Waktu saya mulai masuk surga, dari pintu gerbangnya saya merasa seperti sedang berjalan diatas karpet. Saya melihat ke bawah, hijau dan tebalnya kira-kira 10 cm. Tetapi begitu saya mengangkat kaki saya, rumput itu kembali berdiri, sehingga tidak ada bekas tapak kaki saya di rumput. Bunga-bunganya besar-besar dan bagus sekali, ada juga yang berbentuk kupu-kupu dan bau di surga wangi sekali. Pohon dan daun-daunnya berwarna hijau bercampur emas. Ada pohon yang daunnya seluruhnya dari emas. Di atas rumput ada embun yang berwarna putih kekuning-kuningan keruh. Malaikat menunjukkan kepada saya, cara mebuat roti dari embun. Ia mengambil 2 butir embun lalu di gosok dengan tangannya, embun tadi menjadi roti, rasanya enak tidak terasa manis. Dan saya juga ingin mencoba unutk membuat roti, saya minta gelas, tetapi malaikat itu memberi ember. Kemudian saya kumpulkan titik-titik embun itu, lalu saya gosok seperti yang dilakukan malaikat tadi. Tiba-tiba embun itu menjadi roti yang tinggi.

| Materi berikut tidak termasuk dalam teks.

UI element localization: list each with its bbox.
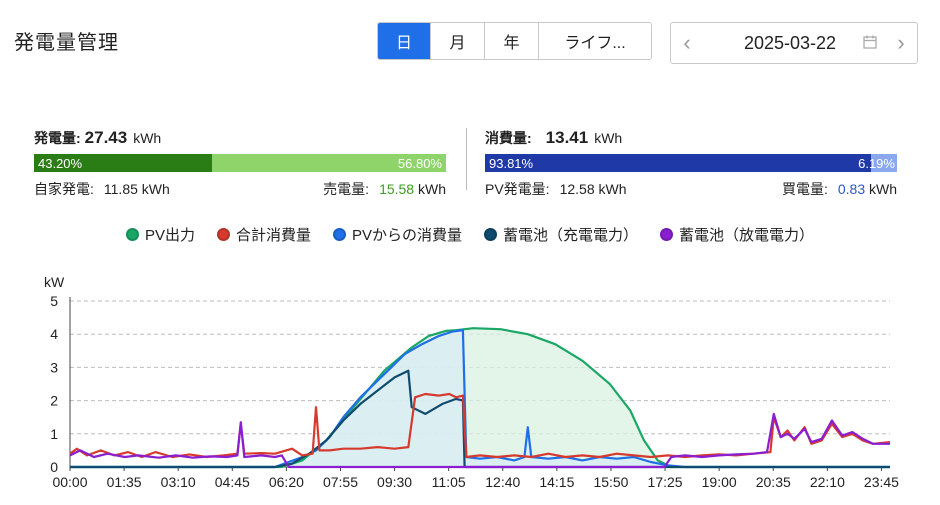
sell-value: 15.58 bbox=[379, 181, 415, 197]
sell-pct-label: 56.80% bbox=[397, 155, 442, 171]
legend-label: 合計消費量 bbox=[235, 227, 311, 244]
series-line-3 bbox=[70, 369, 890, 469]
tab-month[interactable]: 月 bbox=[431, 23, 485, 59]
y-tick-label: 5 bbox=[50, 293, 58, 309]
y-tick-label: 4 bbox=[50, 326, 58, 342]
series-area-0 bbox=[70, 328, 890, 467]
chevron-right-icon[interactable]: › bbox=[897, 30, 905, 55]
tab-lifetime[interactable]: ライフ... bbox=[539, 23, 651, 59]
x-tick-label: 19:00 bbox=[702, 474, 737, 490]
legend-label: 蓄電池（放電電力） bbox=[679, 227, 815, 244]
y-axis-label: kW bbox=[44, 274, 65, 290]
self-unit: kWh bbox=[141, 181, 170, 197]
x-tick-label: 17:25 bbox=[648, 474, 683, 490]
date-value[interactable]: 2025-03-22 bbox=[743, 32, 837, 53]
consumption-summary: 消費量: 13.41 kWh 93.81% 6.19% PV発電量: 12.58 kW… bbox=[485, 128, 897, 199]
buy-label: 買電量: bbox=[781, 181, 828, 197]
pv-consumption-segment: 93.81% bbox=[485, 154, 872, 172]
self-consumption-segment: 43.20% bbox=[34, 154, 212, 172]
sell-segment: 56.80% bbox=[211, 154, 446, 172]
x-tick-label: 00:00 bbox=[52, 474, 87, 490]
buy-pct-label: 6.19% bbox=[858, 155, 895, 171]
consumption-detail: PV発電量: 12.58 kWh 買電量: 0.83 kWh bbox=[485, 179, 897, 199]
pv-label: PV発電量: bbox=[485, 181, 550, 197]
pv-value: 12.58 bbox=[559, 181, 595, 197]
calendar-icon[interactable] bbox=[855, 34, 885, 53]
self-value: 11.85 bbox=[103, 181, 138, 197]
x-tick-label: 15:50 bbox=[593, 474, 628, 490]
power-chart[interactable]: kW 0 1 2 3 4 5 00:00 01:35 03:10 04:45 06:20 07:55 09… bbox=[0, 265, 940, 505]
consumption-label: 消費量: bbox=[485, 130, 532, 146]
self-label: 自家発電: bbox=[34, 181, 94, 197]
legend-item-total-consumption[interactable]: 合計消費量 bbox=[216, 224, 311, 245]
pv-unit: kWh bbox=[598, 181, 627, 197]
generation-header: 発電量: 27.43 kWh bbox=[34, 128, 446, 148]
y-tick-label: 0 bbox=[50, 459, 58, 475]
generation-label: 発電量: bbox=[34, 130, 81, 146]
x-tick-label: 20:35 bbox=[756, 474, 791, 490]
consumption-unit: kWh bbox=[594, 130, 623, 146]
legend-item-pv-consumption[interactable]: PVからの消費量 bbox=[332, 224, 462, 245]
legend-dot-icon bbox=[660, 228, 674, 241]
generation-summary: 発電量: 27.43 kWh 43.20% 56.80% 自家発電: 11.85 kW… bbox=[34, 128, 446, 199]
date-picker: ‹ 2025-03-22 › bbox=[670, 22, 918, 64]
legend-dot-icon bbox=[484, 228, 497, 241]
sell-unit: kWh bbox=[418, 181, 446, 197]
x-tick-label: 14:15 bbox=[539, 474, 574, 490]
x-tick-label: 12:40 bbox=[485, 474, 520, 490]
chart-legend: PV出力 合計消費量 PVからの消費量 蓄電池（充電電力） 蓄電池（放電電力） bbox=[0, 224, 940, 245]
buy-segment: 6.19% bbox=[858, 154, 897, 172]
x-tick-label: 03:10 bbox=[161, 474, 196, 490]
legend-item-battery-charge[interactable]: 蓄電池（充電電力） bbox=[484, 224, 638, 245]
legend-label: PV出力 bbox=[144, 227, 195, 244]
consumption-value: 13.41 bbox=[545, 128, 589, 147]
consumption-bar: 93.81% 6.19% bbox=[485, 154, 897, 172]
generation-bar: 43.20% 56.80% bbox=[34, 154, 446, 172]
buy-unit: kWh bbox=[869, 181, 897, 197]
y-tick-label: 1 bbox=[50, 426, 58, 442]
legend-item-pv-output[interactable]: PV出力 bbox=[125, 224, 195, 245]
page-title: 発電量管理 bbox=[14, 32, 119, 54]
pv-pct-label: 93.81% bbox=[489, 155, 534, 171]
x-tick-label: 07:55 bbox=[323, 474, 358, 490]
x-tick-label: 23:45 bbox=[864, 474, 899, 490]
consumption-header: 消費量: 13.41 kWh bbox=[485, 128, 897, 148]
legend-dot-icon bbox=[216, 228, 230, 241]
x-tick-label: 04:45 bbox=[215, 474, 250, 490]
x-tick-label: 06:20 bbox=[269, 474, 304, 490]
tab-day[interactable]: 日 bbox=[378, 23, 431, 59]
y-tick-label: 3 bbox=[50, 359, 58, 375]
legend-dot-icon bbox=[125, 228, 139, 241]
generation-value: 27.43 bbox=[84, 128, 128, 147]
x-tick-label: 11:05 bbox=[432, 474, 466, 490]
buy-value: 0.83 bbox=[837, 181, 866, 197]
generation-unit: kWh bbox=[133, 130, 162, 146]
legend-dot-icon bbox=[332, 228, 346, 241]
summary-divider bbox=[466, 128, 467, 190]
legend-label: PVからの消費量 bbox=[351, 227, 462, 244]
legend-label: 蓄電池（充電電力） bbox=[503, 227, 639, 244]
self-pct-label: 43.20% bbox=[38, 155, 83, 171]
legend-item-battery-discharge[interactable]: 蓄電池（放電電力） bbox=[660, 224, 814, 245]
period-tabs: 日 月 年 ライフ... bbox=[377, 22, 652, 60]
y-tick-label: 2 bbox=[50, 393, 58, 409]
x-tick-label: 22:10 bbox=[810, 474, 845, 490]
generation-detail: 自家発電: 11.85 kWh 売電量: 15.58 kWh bbox=[34, 179, 446, 199]
chevron-left-icon[interactable]: ‹ bbox=[683, 30, 691, 55]
tab-year[interactable]: 年 bbox=[485, 23, 539, 59]
sell-label: 売電量: bbox=[323, 181, 370, 197]
series-line-4 bbox=[69, 412, 890, 469]
x-tick-label: 09:30 bbox=[377, 474, 412, 490]
x-tick-label: 01:35 bbox=[107, 474, 142, 490]
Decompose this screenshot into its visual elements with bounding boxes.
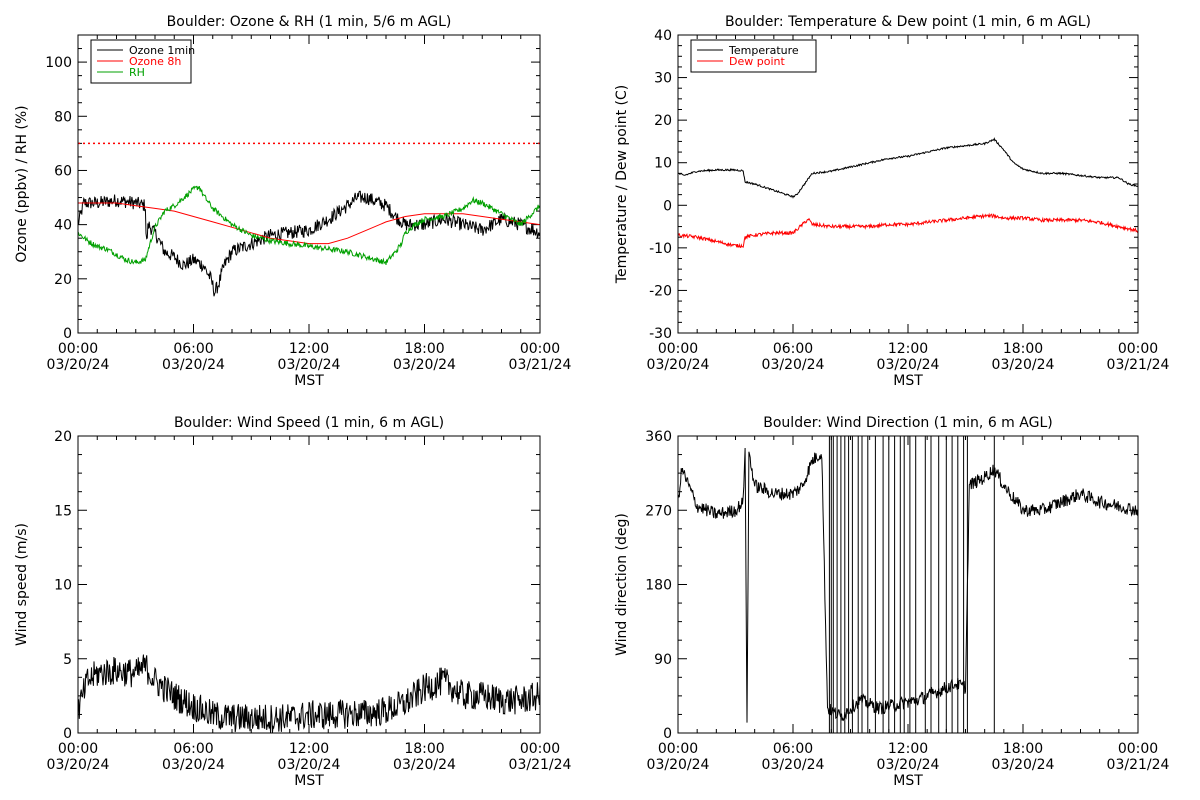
y-tick-label: 60	[54, 163, 72, 179]
y-tick-label: 15	[54, 503, 72, 519]
y-axis-label: Wind speed (m/s)	[14, 523, 30, 646]
y-tick-label: 40	[654, 28, 672, 44]
legend-label: RH	[129, 66, 145, 79]
y-tick-label: -30	[649, 326, 672, 342]
x-tick-label-date: 03/21/24	[1107, 757, 1170, 773]
y-tick-label: 40	[54, 218, 72, 234]
plot-frame	[677, 435, 1139, 734]
y-axis-label: Wind direction (deg)	[614, 513, 630, 656]
x-tick-label-date: 03/20/24	[278, 357, 341, 373]
y-tick-label: 20	[654, 113, 672, 129]
series-line-dew-point	[678, 212, 1138, 249]
y-tick-label: 80	[54, 109, 72, 125]
x-tick-label-time: 06:00	[773, 741, 813, 757]
plot-frame	[77, 435, 541, 734]
y-tick-label: 360	[645, 429, 672, 445]
series-line-rh	[78, 185, 540, 265]
x-tick-label-time: 12:00	[888, 341, 928, 357]
x-tick-label-time: 12:00	[289, 741, 329, 757]
chart-title: Boulder: Wind Direction (1 min, 6 m AGL)	[763, 415, 1052, 431]
y-tick-label: 90	[654, 652, 672, 668]
y-tick-label: 20	[54, 272, 72, 288]
x-tick-label-time: 06:00	[773, 341, 813, 357]
plot-frame	[77, 34, 541, 334]
y-tick-label: 0	[663, 726, 672, 742]
x-tick-label-date: 03/21/24	[1107, 357, 1170, 373]
chart-title: Boulder: Ozone & RH (1 min, 5/6 m AGL)	[167, 14, 452, 30]
x-tick-label-date: 03/20/24	[877, 357, 940, 373]
x-tick-label-time: 12:00	[888, 741, 928, 757]
y-tick-label: 0	[663, 198, 672, 214]
x-tick-label-date: 03/20/24	[647, 757, 710, 773]
x-axis-label: MST	[893, 373, 923, 389]
x-tick-label-time: 00:00	[58, 741, 98, 757]
x-tick-label-date: 03/20/24	[393, 357, 456, 373]
x-tick-label-time: 00:00	[520, 341, 560, 357]
legend-label: Temperature	[728, 44, 799, 57]
x-tick-label-time: 00:00	[1118, 341, 1158, 357]
chart-wind-speed: Boulder: Wind Speed (1 min, 6 m AGL) Wind…	[14, 415, 572, 789]
legend-label: Ozone 8h	[129, 55, 181, 68]
chart-wind-direction: Boulder: Wind Direction (1 min, 6 m AGL)…	[614, 415, 1170, 789]
x-tick-label-time: 18:00	[1003, 741, 1043, 757]
series-line-ozone-1min	[78, 190, 540, 297]
x-axis-label: MST	[294, 773, 324, 789]
series-line-wind_direction-0	[678, 447, 1138, 723]
x-tick-label-date: 03/20/24	[393, 757, 456, 773]
x-tick-label-date: 03/21/24	[509, 357, 572, 373]
x-tick-label-time: 00:00	[658, 741, 698, 757]
y-tick-label: 10	[654, 156, 672, 172]
x-tick-label-time: 12:00	[289, 341, 329, 357]
x-tick-label-time: 18:00	[1003, 341, 1043, 357]
x-axis-label: MST	[294, 373, 324, 389]
y-tick-label: 270	[645, 503, 672, 519]
legend-box	[690, 39, 817, 73]
y-tick-label: -20	[649, 283, 672, 299]
y-axis-label: Temperature / Dew point (C)	[614, 85, 630, 284]
y-tick-label: 5	[63, 652, 72, 668]
x-tick-label-time: 00:00	[658, 341, 698, 357]
x-tick-label-date: 03/20/24	[992, 757, 1055, 773]
series-line-wind_speed-0	[78, 654, 540, 733]
plot-frame	[677, 34, 1139, 334]
y-tick-label: 0	[63, 726, 72, 742]
chart-ozone-rh: Boulder: Ozone & RH (1 min, 5/6 m AGL) Oz…	[14, 14, 572, 389]
legend-label: Ozone 1min	[129, 44, 195, 57]
x-tick-label-date: 03/20/24	[278, 757, 341, 773]
x-tick-label-time: 18:00	[404, 341, 444, 357]
x-tick-label-date: 03/20/24	[647, 357, 710, 373]
x-tick-label-time: 06:00	[173, 741, 213, 757]
x-tick-label-date: 03/20/24	[762, 357, 825, 373]
y-tick-label: 180	[645, 578, 672, 594]
series-line-temperature	[678, 137, 1138, 199]
x-tick-label-date: 03/20/24	[762, 757, 825, 773]
chart-title: Boulder: Wind Speed (1 min, 6 m AGL)	[174, 415, 444, 431]
y-tick-label: 10	[54, 578, 72, 594]
y-tick-label: -10	[649, 241, 672, 257]
legend-box	[90, 39, 192, 84]
x-tick-label-time: 00:00	[1118, 741, 1158, 757]
x-tick-label-date: 03/20/24	[877, 757, 940, 773]
y-tick-label: 20	[54, 429, 72, 445]
y-tick-label: 30	[654, 71, 672, 87]
chart-temp-dew: Boulder: Temperature & Dew point (1 min,…	[614, 14, 1170, 389]
chart-title: Boulder: Temperature & Dew point (1 min,…	[725, 14, 1091, 30]
x-tick-label-date: 03/21/24	[509, 757, 572, 773]
x-tick-label-time: 00:00	[520, 741, 560, 757]
x-tick-label-date: 03/20/24	[162, 757, 225, 773]
x-tick-label-date: 03/20/24	[992, 357, 1055, 373]
x-axis-label: MST	[893, 773, 923, 789]
x-tick-label-date: 03/20/24	[162, 357, 225, 373]
series-line-wind_direction-1	[828, 436, 995, 733]
y-tick-label: 0	[63, 326, 72, 342]
y-axis-label: Ozone (ppbv) / RH (%)	[14, 105, 30, 262]
x-tick-label-date: 03/20/24	[47, 357, 110, 373]
legend-label: Dew point	[729, 55, 785, 68]
x-tick-label-time: 18:00	[404, 741, 444, 757]
y-tick-label: 100	[45, 55, 72, 71]
x-tick-label-time: 06:00	[173, 341, 213, 357]
x-tick-label-time: 00:00	[58, 341, 98, 357]
x-tick-label-date: 03/20/24	[47, 757, 110, 773]
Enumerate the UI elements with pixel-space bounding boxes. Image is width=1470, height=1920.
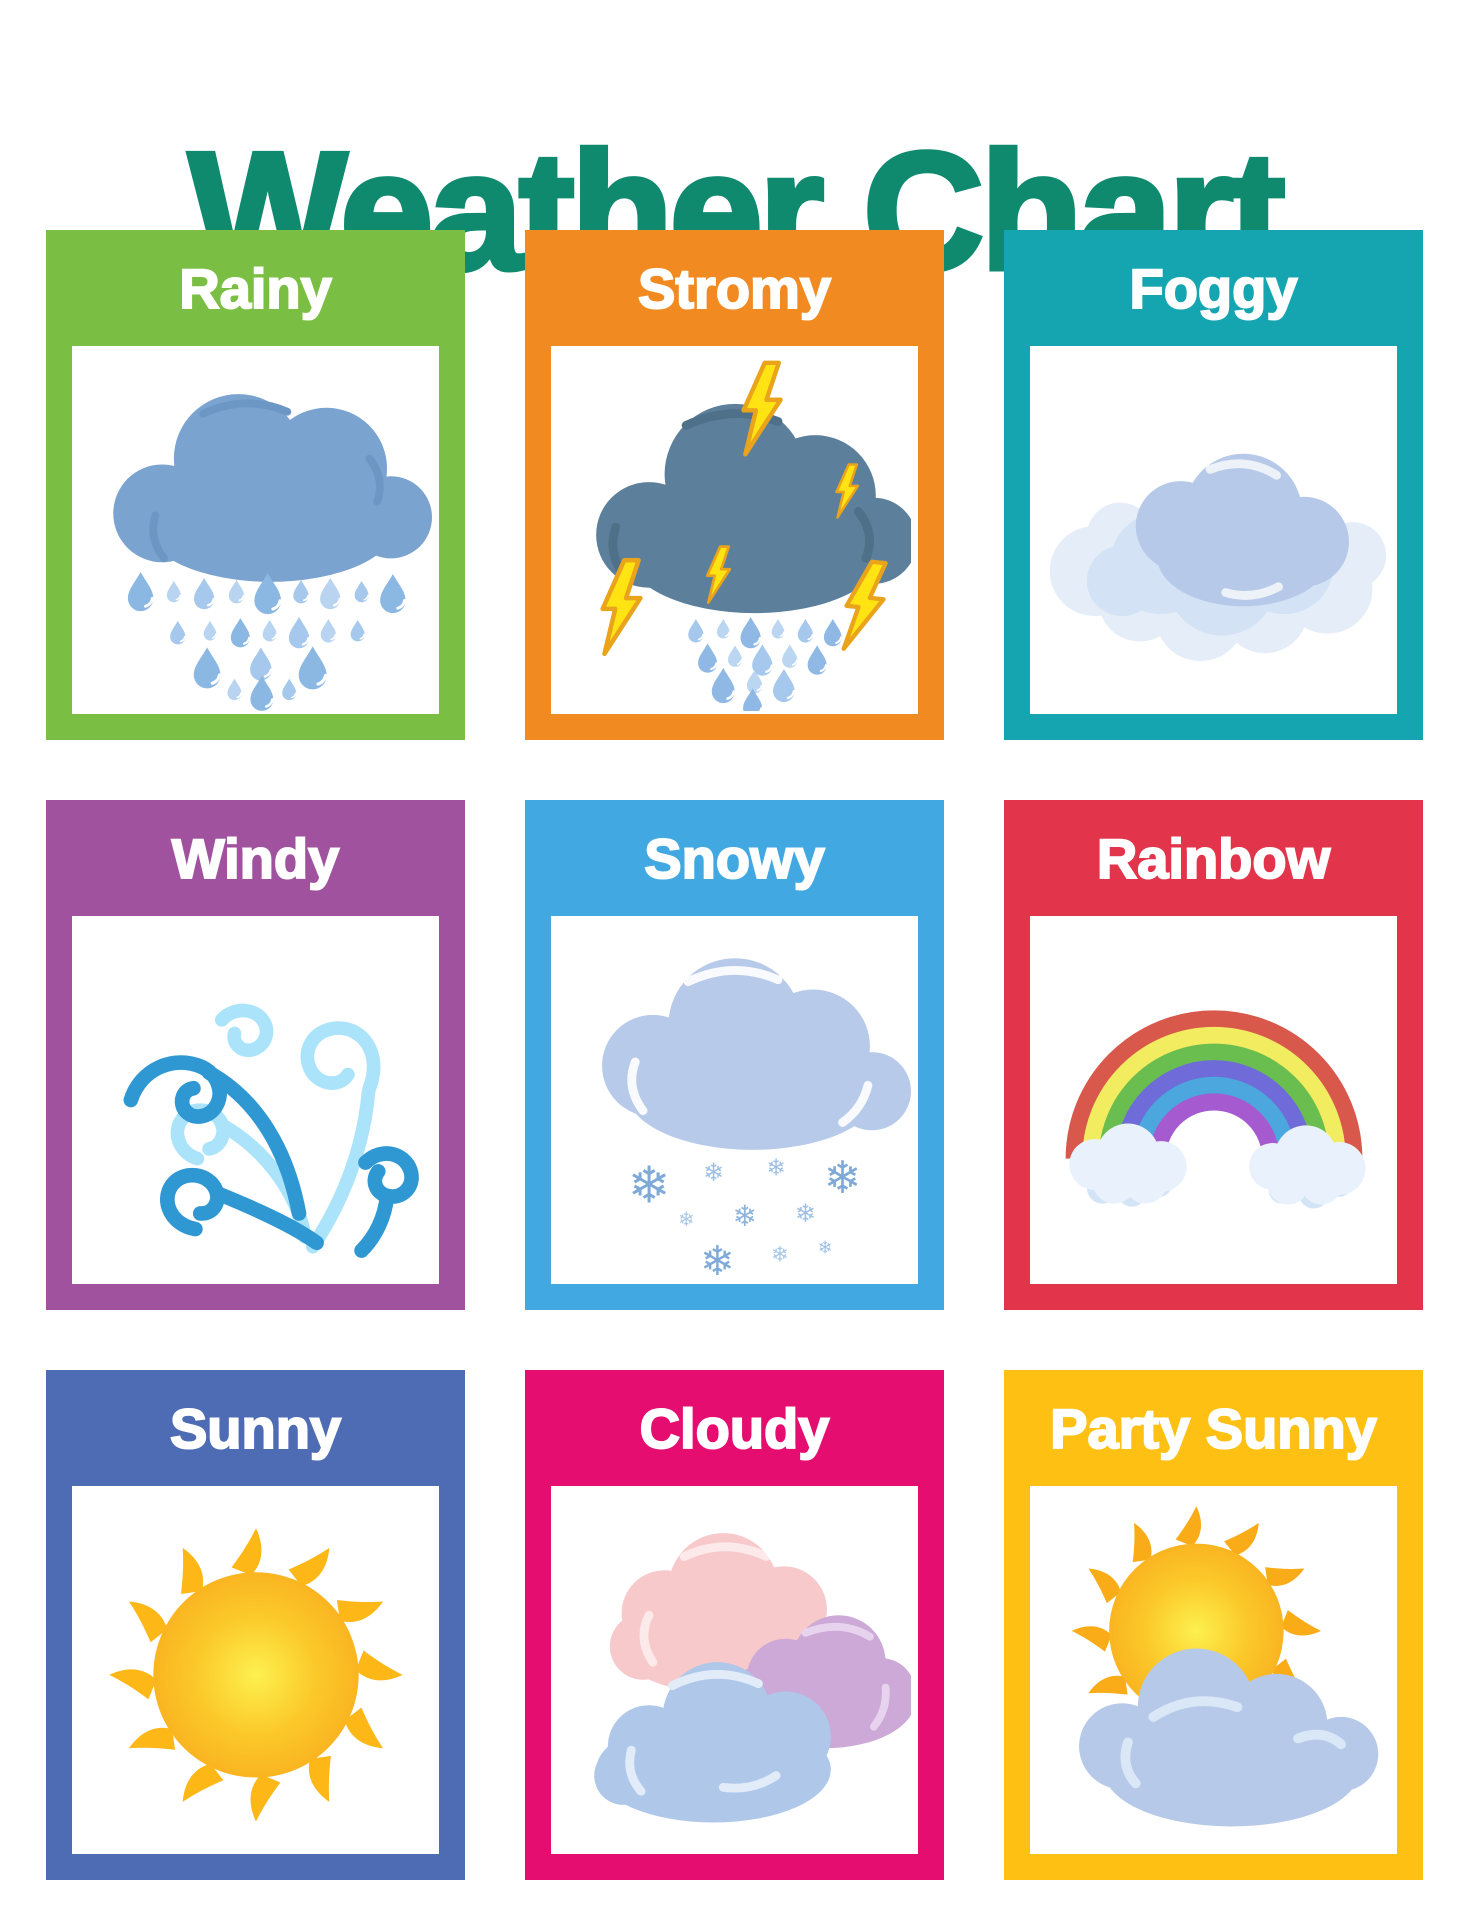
svg-text:❄: ❄ xyxy=(732,1199,757,1233)
card-body xyxy=(72,346,439,714)
weather-card-grid: Rainy xyxy=(46,230,1423,1880)
card-body xyxy=(72,1486,439,1854)
svg-text:❄: ❄ xyxy=(794,1198,815,1228)
card-label: Cloudy xyxy=(639,1396,831,1461)
card-windy: Windy xyxy=(46,800,465,1310)
card-label: Rainy xyxy=(178,256,332,321)
card-party-sunny: Party Sunny xyxy=(1004,1370,1423,1880)
card-title-bar: Rainy xyxy=(72,230,439,346)
card-stromy: Stromy xyxy=(525,230,944,740)
svg-text:❄: ❄ xyxy=(766,1153,786,1181)
card-body xyxy=(1030,1486,1397,1854)
card-label: Rainbow xyxy=(1096,826,1331,891)
rain-cloud-icon xyxy=(112,394,432,711)
wind-swirls-icon xyxy=(123,1003,419,1258)
card-sunny: Sunny xyxy=(46,1370,465,1880)
svg-text:❄: ❄ xyxy=(817,1239,832,1259)
card-title-bar: Foggy xyxy=(1030,230,1397,346)
snow-cloud-snowflakes-icon: ❄ ❄ ❄ ❄ ❄ ❄ ❄ ❄ ❄ ❄ xyxy=(601,958,911,1281)
card-label: Party Sunny xyxy=(1049,1396,1378,1461)
card-body xyxy=(72,916,439,1284)
svg-text:❄: ❄ xyxy=(702,1157,723,1187)
fog-clouds-icon xyxy=(1049,453,1386,662)
card-body xyxy=(1030,346,1397,714)
three-clouds-icon xyxy=(593,1533,911,1823)
card-label: Snowy xyxy=(643,826,825,891)
svg-text:❄: ❄ xyxy=(700,1237,734,1281)
card-title-bar: Cloudy xyxy=(551,1370,918,1486)
svg-text:❄: ❄ xyxy=(627,1156,670,1215)
rainbow-clouds-icon xyxy=(1065,1010,1366,1209)
svg-text:❄: ❄ xyxy=(677,1208,693,1231)
card-title-bar: Rainbow xyxy=(1030,800,1397,916)
sun-behind-cloud-icon xyxy=(1071,1506,1378,1827)
card-rainbow: Rainbow xyxy=(1004,800,1423,1310)
storm-cloud-lightning-icon xyxy=(595,349,911,711)
card-title-bar: Party Sunny xyxy=(1030,1370,1397,1486)
card-title-bar: Sunny xyxy=(72,1370,439,1486)
sun-icon xyxy=(108,1528,403,1822)
card-foggy: Foggy xyxy=(1004,230,1423,740)
card-title-bar: Windy xyxy=(72,800,439,916)
card-cloudy: Cloudy xyxy=(525,1370,944,1880)
card-label: Stromy xyxy=(637,256,832,321)
card-label: Sunny xyxy=(169,1396,342,1461)
card-body xyxy=(551,346,918,714)
card-body: ❄ ❄ ❄ ❄ ❄ ❄ ❄ ❄ ❄ ❄ xyxy=(551,916,918,1284)
card-body xyxy=(1030,916,1397,1284)
card-label: Windy xyxy=(171,826,340,891)
card-title-bar: Stromy xyxy=(551,230,918,346)
svg-text:❄: ❄ xyxy=(770,1242,788,1267)
card-title-bar: Snowy xyxy=(551,800,918,916)
card-label: Foggy xyxy=(1129,256,1299,321)
card-rainy: Rainy xyxy=(46,230,465,740)
svg-text:❄: ❄ xyxy=(823,1151,861,1204)
card-body xyxy=(551,1486,918,1854)
card-snowy: Snowy xyxy=(525,800,944,1310)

Ketika itu saya ingin minum, dan saya member isyarat kepada malaikat itu, ia menunjukkan kepada saya untuk mengambil buah yang bentuknya seperti botol dan keras. Waktu itu saya menanyakan dengan bahasa isyarat bagaimana saya dapat minum dari buah yang keras itu, lalu ia menunjukkan dengan menggosok ujung buah itu dengan tangannya. Buah itu menjadi lunak dan dari buah itu keluar cairan yang berwarna merah yang dapat saya minum dan rasanya enak.

Di sorga buah – buahannya besar-besar, anggur besarnya 1.5 kali bola tenis, rasanya manis sekali kalau dimakan tidak habis-habis. Begitu saya memetiknya, aneh, buah yang baru muncul lagi. Sesudah saya makan dengan puas dan sisanya akan saya buang tiba-tiba yang saya buang langsung hilang. Di sorga tidak ada sampah dan saya sempat mencicipi sekitar 20 macam buah-buahan.

Malaikat juga memberi contoh kepada saya bagaimana makan permen dari akar tanaman yang langsung dimakan rasanya seperti tanaman itu sendiri, misalnya dari tanaman strawberry, akarnya juga rasanya seperti strawberry dan tanaman buah–buahan yang lainnya juga. Saya juga makan es krim sampai 8 cup dengan bermacam-macam rasa, dan saya coba semua karena rasanya sangat enak.

Di sorga saya meilhat danau kaca besar sekali, Tuhan Yesus duduk di sebuah batu dengan membawa 2 kitab, satu kecil dan satunya besar. Jika laut kaca itu dibalik, bisa langsung melihat ke bumi.

Saya melihat buku yang dipegang Tuhan Yesus itu banyak tulisan nama-nama, waktu saya melirik buku yang dipegang Yesus, Dia sempat menunjukkan perbuatan saya yang tidak baik yang diberi contreng yaitu dosa fitnah.
Tuhan bilang dosa fitnah itu dosa yang besar, lebih dari dosa pembunuhan lalu saya diingatkan ketika saya berusia 4 tahun, saya menfitnah pembantu saya. Sebenarnya perbuatan itu salah saya sendiri, tetapi saya bilang kepada mama kalau itu diajarin oleh pembantu saya, sehingga pembantu saya dimarahi mama. Kemudian saya minta ampun kepada Tuhan, langsung tanda contreng itu hilang.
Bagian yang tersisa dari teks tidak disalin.